The irony of Afghanistan’s modern history is that Afghanistan was one of the few countries in the Third World that was able, during the era of European imperialism, to maintain its independence.
And that happened as a consequence of the Great Game (otherwise known to its victims as the Great Con) that czarist Russia and imperial Britain played in the late 19th century, who took it upon themselves in 1895 to define the final borders of what we today call Afghanistan, creating a buffer state between Russia and British India. The logic behind the move was that the British would insure that their much-prized “Jewel in the Crown” was protected from having to share a border with the expansionist czar.
The irony here lies in the fact that unlike the peoples of, say, the Indian subcontinent, Southeast Asia and the Middle East, whose national identity over the decades derived from a common opposition to imperial masters, Afghans were “denied” the colonization that would have triggered the emergence of an enduring national struggle, through which they would have subsumed their tribal and ethnic rivalries in pursuit of nation building.
Though in the 1980s the Soviet occupation created an analogous situation to colonization, which rallied the Afghan people to joint armed struggle, that struggle lasted a mere decade, not long enough to loosen ethnic loyalties in favor of national ones. Thus to this day, the four major ethnic groups that make up Afghan society express more solidarity with their ethnic kin outside Afghanistan’s borders than with their putative fellow Afghans.
Look at this way: Pashtuns look to fellow Pashtuns in Pakistan; Hazars, who are Shiites, focus on Iran; Uzbeks reach out to Uzbekistan: and Tajiks to Tajikistan.

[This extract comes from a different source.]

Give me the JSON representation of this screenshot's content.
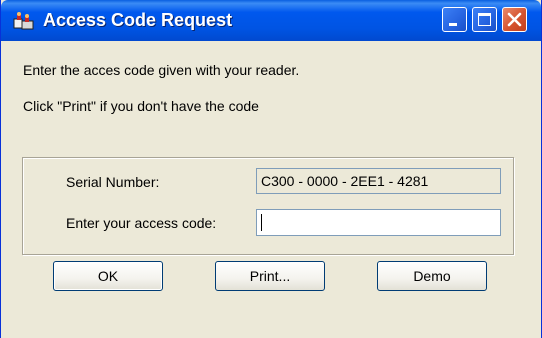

It is unfortunate, but perfectly understandable under the circumstances, that the “unity of arms’’ that characterized the coming together of these four groups in the fight against the Soviet occupation army proved short-lived. In 1992, traditional rivalries resurfaced, culminating in civil war.
Now a new window of opportunity will open for long-term stability, and for the creation of a central government in post-Taleban Afghanistan. But will that window be slammed shut before progress can be made, with warlord style commanders going around carving up the country into personal fiefs? (Reportedly, many of the commanders vying for power are figures from the early 1990s, a time when Afghanistan fell into lawlessness after the defeat and withdrawal of Soviet troops.)
The UN secretariat, it would appear, has ideas. One of these is to ultimately create in Afghanistan institutions with traction and staying power, beginning with a broad gathering of influential leaders, or “notables,’’ to set up a provisional council which in time would call a General Assembly, known as a “loya jirga,” a gathering of representatives of all tribal groups to pick a central government with national reach — a central government with viable ministries that can build roads and schools, provide health care, and create jobs — and a new head of state to run the country. And later, much later, a constitution could be drafted.
Meanwhile, bowing to pressure from Washington, various groups, including the Northern Alliance, agreed last Sunday to attend a meeting “somewhere outside the country,’’ eliminating whatever stumbling blocks may have existed to the eventual creation of an interim government. This came as an effort to catch up with the unbelievably swift military developments on the ground, which had left the Taleban in control of only two isolated pockets in the country. The venue for the meeting is Germany.
The UN no doubt will have its work cut out for it as it goes about choosing who gets a seat at the conference table. Eric Falt, a UN spokesman, lamely, not to mention vaguely, defined the standard for choosing the delegates as those who “can make a constructive contribution to Afghanistan.”
Surely these various Afghan leaders have to come round to the recognition, sooner or later, that by allowing for space in Afghan politics for universalist Islam, ethnic loyalty and national unity their constituencies will not be sacrificing anything.
Only through that recognition will law and order come to Afghanistan. Well order at least. Law can wait.